Bild: „Etwas over the top“: Volker Kutscher, hier auf einem Archivbild
Berlin taz | Hitler ist da. Und [1][Gereon] Rath steckt mitten in der
enthusiastischen Menge. Dabei ist der Kommissar aus Berlin nur auf der
Suche nach einer Telefonzelle in Nürnberg. „Er wollte hinaus, doch er wurde
nach vorne gedrängt. Und dann sah er, warum die Leute so aus dem Häuschen
waren. Da in diesem langsam rollenden Mercedes stand doch tatsächlich Adolf
Hitler höchstpersönlich.“ Volker Kutscher holt kurz Luft, bevor er weiter
die Passage aus seinem neuen Roman liest, der während des Reichsparteitags
1935 spielt. „Die Heil-Rufe schwollen an, und Rath spürte, dass er, wie von
einer unsichtbaren Macht getrieben, dabei war, mit den anderen den Arm zu
heben. Und dann hörte er, wie das Wort ‚Heil‘ aus seinem Mund kam. Einmal,
zweimal, dreimal.“
Die Deutschlandpremiere von „Marlow“, Kutschers siebtem Gereon-Rath-Krimi
am Dienstagabend in der Backfabrik in Berlin-Prenzlauer Berg, ist seit
Wochen ausverkauft. 250 ZuhörerInnen drängen sich in dem kleinen Saal. Eine
doppelt so große Halle wäre wohl auch voll geworden. Der Berliner Sender
R[2][adio Eins überträgt live].
Spätestens seit die TV-Serie „Babylon Berlin“, die auf dem ersten Band
dieser Krimireihe beruht, nun [3][auch in der ARD gezeigt wird], ist der
Berliner Kommissar in aller Munde. Kutschers Idee, seinen fiktiven Kölner
Kommissar in das sehr reale Berlin des Jahres 1929 zu versetzen und ihn in
den folgenden Bänden erst das Ende der Weimarer Republik und dann den
Anfang des Nationalsozialismus erleben zu lassen, hat sich als grandioser
Erfolg erwiesen.
Dabei ist die TV-Umsetzung keineswegs unumstritten. Für die einen ist das
auf Bombast und Action setzende Werk die [4][beste deutsche Fernsehserie]

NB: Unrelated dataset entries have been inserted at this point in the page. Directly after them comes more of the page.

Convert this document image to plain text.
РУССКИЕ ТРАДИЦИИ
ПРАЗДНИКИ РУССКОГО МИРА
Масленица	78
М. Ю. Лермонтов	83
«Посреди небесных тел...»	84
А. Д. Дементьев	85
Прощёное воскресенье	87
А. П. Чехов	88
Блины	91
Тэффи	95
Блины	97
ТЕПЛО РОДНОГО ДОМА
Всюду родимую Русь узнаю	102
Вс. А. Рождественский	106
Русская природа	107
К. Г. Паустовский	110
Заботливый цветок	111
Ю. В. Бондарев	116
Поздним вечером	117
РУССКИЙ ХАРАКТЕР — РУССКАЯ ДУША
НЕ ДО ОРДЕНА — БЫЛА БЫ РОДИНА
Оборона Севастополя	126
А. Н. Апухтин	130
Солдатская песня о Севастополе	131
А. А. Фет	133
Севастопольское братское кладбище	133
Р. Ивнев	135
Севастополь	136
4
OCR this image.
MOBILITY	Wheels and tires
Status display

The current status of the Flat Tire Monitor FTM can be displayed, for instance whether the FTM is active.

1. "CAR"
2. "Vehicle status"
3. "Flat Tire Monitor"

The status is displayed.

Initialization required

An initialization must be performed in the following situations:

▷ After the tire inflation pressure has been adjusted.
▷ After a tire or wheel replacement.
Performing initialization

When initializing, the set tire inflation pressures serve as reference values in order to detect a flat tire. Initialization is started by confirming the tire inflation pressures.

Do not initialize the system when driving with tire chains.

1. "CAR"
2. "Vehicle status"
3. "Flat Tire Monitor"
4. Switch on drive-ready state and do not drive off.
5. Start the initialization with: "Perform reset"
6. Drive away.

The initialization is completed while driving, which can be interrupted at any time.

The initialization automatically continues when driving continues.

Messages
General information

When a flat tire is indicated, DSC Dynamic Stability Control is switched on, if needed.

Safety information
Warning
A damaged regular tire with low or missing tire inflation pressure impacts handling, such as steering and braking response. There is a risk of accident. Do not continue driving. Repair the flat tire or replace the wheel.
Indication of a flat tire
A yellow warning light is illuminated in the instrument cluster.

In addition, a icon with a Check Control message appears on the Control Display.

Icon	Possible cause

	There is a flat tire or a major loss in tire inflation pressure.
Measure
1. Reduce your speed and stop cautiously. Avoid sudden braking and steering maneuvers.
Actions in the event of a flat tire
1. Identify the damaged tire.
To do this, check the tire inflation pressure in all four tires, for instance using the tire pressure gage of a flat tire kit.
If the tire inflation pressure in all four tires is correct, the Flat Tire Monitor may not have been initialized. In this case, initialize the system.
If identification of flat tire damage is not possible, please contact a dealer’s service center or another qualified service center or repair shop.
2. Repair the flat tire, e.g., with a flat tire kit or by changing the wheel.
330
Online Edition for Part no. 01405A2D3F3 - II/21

aller Zeiten, andere kritisierten das kulissenverliebte Spektakel in
schärfsten Tönen.
## Vorsichtige Distanz zur Serie
Selbst Volker Kutscher geht, wenn auch vorsichtig, auf Distanz. Unter dem
Strich sei das „grandioses Fernsehen“, betont Kutscher beim
Premierengespräch. Dass aber Charly, die emanzipierte Freundin und spätere
Frau seines Kommissars und zweite Hauptfigur seiner Romanreihe in „Babylon
Berlin“, als Gelegenheitsprostituierte dargestellt wurde, sei „etwas over
the top“. Das sei „nicht die Charly, die ich im Kopf hatte“.
Die gibt es zum Glück wieder im neuen Roman. Dessen Kriminalgeschichte ist
schnell erzählt. Im August 1935 rast ein Taxi mit Vollgas gegen eine Wand
an den Berliner Yorckbrücken. Das Auto ist ein Wrack, Fahrer und Passagier
sind sofort tot. Doch in dem Fahrzeug entdeckt Kommissar Rath Geheimakten.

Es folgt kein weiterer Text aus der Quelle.